The oil is a good product it just has different uses from the grease. I oil my boots lightly between grease jobs and use just the oil during the summer. It is great to work into the tongue to make it soft just don't over oil the shaft or the foot.


----------



## clearance (Oct 16, 2008)

Loggers oil.


----------



## slowp (Oct 16, 2008)

I'll ask the boot people what to use when I pick up my new boots which might be next month. They'll know. They too, are in the same area as Madsens.


----------



## Santaclause (Nov 1, 2008)

ive use the redwing stuff b4 and had good luck with that ...


----------



## BC WetCoast (Nov 2, 2008)

Loggers wax oil


----------



## dancan (Nov 2, 2008)

I use dubbin , works for me .


----------



## harrygrey382 (Nov 5, 2008)

I reckon the best's Jay-El (by Joseph Liddy) - aussie stuff. All stations (ranches in the US) use it for all purpose softening and preserving of everything leather - saddles, bridles, boots etc. - stuff you have to really rely on. It's beeswax based. I love it.

Another very good one's neatsfoot oil. But it MUST be pure, if it (or anything else for that matter) is blended with mineral oil (if it doesn't say pure, it's blended), it will rot stitching. But it does a damn fine job for the leather.

If I want to waterproof - Nikwax. You put it on with your fingers to help penetration (warmth).


----------



## dancan (Nov 5, 2008)

If I want to load up the leather with dubbin I drag out the heat gun , grease up the boot real thick and carefully warn the dubbin till it melts into the leather .


----------



## kissfan113 (Nov 5, 2008)

first off, thanks to everyone for all the replies, dancan, thats usually what i do with the vaseline and sno-seal, seems to work real well.
Kevin


----------



## 371groundie (Nov 15, 2008)

*east coast solotion*

I use Limmer Boot Grease. Limmer is a small family shop that makes moutain hiking boots. the shop is full of pictures people took of the boots at different summits. I figure if the boot maker makes it, it must be the right stuff. i dont use thier boots, but the grease works awesome. www.limmerbootgrease.com


----------



## Reddog (Nov 25, 2008)

Pecard leather dressing in the summer and snow seal in the winter.


----------



## milkie62 (Nov 30, 2008)

Spring,Summer,and Fall : Justin uninsulated Gore-tex lined boot from Sportsmansguide--- $79.95 on sale.

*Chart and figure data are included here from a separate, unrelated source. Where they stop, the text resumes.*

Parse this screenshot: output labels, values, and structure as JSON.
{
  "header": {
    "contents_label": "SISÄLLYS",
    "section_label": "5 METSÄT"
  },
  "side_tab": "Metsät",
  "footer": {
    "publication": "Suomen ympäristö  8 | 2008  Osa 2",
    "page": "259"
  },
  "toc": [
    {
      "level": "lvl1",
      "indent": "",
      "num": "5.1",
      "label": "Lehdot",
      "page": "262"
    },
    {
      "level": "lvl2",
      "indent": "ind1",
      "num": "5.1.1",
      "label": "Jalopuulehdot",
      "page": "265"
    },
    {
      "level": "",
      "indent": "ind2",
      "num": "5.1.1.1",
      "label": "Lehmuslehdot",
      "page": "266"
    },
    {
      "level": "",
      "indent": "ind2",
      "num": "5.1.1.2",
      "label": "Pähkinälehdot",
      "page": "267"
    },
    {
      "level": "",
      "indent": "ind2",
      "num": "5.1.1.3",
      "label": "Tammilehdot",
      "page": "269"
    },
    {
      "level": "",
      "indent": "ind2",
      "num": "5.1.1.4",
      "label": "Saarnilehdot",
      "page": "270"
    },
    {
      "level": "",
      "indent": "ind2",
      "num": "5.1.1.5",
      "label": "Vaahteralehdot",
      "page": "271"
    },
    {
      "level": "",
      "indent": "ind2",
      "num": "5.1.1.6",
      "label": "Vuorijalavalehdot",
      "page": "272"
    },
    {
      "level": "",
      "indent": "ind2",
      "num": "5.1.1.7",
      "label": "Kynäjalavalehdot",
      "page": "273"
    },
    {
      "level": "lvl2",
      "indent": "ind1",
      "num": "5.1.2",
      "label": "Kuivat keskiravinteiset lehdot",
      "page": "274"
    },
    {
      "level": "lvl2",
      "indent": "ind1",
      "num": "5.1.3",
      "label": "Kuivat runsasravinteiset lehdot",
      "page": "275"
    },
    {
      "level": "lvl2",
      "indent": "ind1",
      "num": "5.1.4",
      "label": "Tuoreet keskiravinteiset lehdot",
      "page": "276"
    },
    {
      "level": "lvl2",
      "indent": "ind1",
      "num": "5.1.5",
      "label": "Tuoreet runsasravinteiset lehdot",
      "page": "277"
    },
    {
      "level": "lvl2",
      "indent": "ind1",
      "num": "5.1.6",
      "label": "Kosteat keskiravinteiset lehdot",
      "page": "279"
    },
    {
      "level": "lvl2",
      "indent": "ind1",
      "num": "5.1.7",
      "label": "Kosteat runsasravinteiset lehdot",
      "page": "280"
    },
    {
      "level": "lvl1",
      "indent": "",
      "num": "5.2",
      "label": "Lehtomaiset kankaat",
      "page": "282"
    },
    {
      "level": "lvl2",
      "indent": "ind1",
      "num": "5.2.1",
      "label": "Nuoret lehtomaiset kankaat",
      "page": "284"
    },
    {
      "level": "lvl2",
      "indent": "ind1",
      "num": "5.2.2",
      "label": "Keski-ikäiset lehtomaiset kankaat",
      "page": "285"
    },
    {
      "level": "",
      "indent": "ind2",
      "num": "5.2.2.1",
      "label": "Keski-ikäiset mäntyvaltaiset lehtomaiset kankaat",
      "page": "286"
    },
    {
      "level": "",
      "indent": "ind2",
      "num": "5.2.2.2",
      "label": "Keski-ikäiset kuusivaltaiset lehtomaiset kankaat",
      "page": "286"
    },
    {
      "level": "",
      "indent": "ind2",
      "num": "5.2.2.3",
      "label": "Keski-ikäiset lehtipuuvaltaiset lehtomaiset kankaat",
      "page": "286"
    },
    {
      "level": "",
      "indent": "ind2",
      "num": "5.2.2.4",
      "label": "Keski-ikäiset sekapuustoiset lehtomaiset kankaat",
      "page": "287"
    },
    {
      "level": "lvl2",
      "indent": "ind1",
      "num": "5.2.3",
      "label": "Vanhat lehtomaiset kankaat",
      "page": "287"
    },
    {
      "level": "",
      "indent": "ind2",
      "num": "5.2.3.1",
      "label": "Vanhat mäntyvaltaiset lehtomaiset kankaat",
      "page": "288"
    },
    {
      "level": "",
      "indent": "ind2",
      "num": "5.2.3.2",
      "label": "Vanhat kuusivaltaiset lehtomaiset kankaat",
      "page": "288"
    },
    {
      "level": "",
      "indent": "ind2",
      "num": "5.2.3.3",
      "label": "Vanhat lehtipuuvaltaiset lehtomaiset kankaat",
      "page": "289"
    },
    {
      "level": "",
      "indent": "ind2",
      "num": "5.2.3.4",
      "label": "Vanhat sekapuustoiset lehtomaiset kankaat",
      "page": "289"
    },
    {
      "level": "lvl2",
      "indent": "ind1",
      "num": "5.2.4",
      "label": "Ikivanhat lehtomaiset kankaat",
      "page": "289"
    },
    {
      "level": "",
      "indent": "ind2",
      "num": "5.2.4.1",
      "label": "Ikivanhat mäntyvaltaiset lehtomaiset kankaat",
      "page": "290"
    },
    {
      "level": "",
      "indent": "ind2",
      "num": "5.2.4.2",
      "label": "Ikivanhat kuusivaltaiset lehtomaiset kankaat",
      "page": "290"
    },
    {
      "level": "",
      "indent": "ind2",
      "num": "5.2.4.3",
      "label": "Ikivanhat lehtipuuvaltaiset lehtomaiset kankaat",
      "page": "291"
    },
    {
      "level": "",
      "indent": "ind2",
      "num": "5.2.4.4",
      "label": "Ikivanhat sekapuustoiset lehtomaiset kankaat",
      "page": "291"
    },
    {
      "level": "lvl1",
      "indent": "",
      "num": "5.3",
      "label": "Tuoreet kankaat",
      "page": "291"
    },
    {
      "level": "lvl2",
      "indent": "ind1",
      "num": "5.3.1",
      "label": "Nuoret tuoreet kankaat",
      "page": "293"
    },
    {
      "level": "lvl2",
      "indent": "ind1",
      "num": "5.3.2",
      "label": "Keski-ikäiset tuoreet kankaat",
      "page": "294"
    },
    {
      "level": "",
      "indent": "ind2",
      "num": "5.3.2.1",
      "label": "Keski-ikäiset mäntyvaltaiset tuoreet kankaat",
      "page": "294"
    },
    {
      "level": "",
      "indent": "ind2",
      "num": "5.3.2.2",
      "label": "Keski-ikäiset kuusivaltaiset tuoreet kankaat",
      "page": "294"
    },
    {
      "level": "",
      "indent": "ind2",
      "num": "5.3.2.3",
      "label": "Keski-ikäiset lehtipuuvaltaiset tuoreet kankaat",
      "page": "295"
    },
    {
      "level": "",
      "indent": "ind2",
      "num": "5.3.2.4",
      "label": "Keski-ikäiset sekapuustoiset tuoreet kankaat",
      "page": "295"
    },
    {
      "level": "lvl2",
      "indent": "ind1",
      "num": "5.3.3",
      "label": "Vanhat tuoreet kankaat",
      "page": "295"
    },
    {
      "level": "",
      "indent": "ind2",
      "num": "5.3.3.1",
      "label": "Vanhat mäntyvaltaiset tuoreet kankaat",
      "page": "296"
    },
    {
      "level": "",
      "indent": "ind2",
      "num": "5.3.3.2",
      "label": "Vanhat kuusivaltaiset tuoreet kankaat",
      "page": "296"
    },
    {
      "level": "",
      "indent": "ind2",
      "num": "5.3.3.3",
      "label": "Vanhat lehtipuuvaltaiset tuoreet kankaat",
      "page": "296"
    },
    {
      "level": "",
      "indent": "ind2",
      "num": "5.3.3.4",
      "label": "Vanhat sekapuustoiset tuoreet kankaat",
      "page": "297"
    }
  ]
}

Sno-seal melted in a pan and rubbed in.Winter boots : Cabelas loggers Gore-tex lined & 400 grams thinsulate Sno-seal also melted and rubbed in.Works great............. Gore-tex is the only way to go.I have an old pair of Hi-tec magnums with Sympatex lining---also very waterproof.


----------



## Bret4207 (Dec 9, 2008)

2dogs said:


> Required reading for geeks like me.
> http://fieggen.com/shoelace/



I don't know which is more distrubing- that a site about shoelaces exists or that people actually read it! Wow. And I thought I was weird...


Bag Balm will work as boot dressing in apinch. Makes your hands soft too.


----------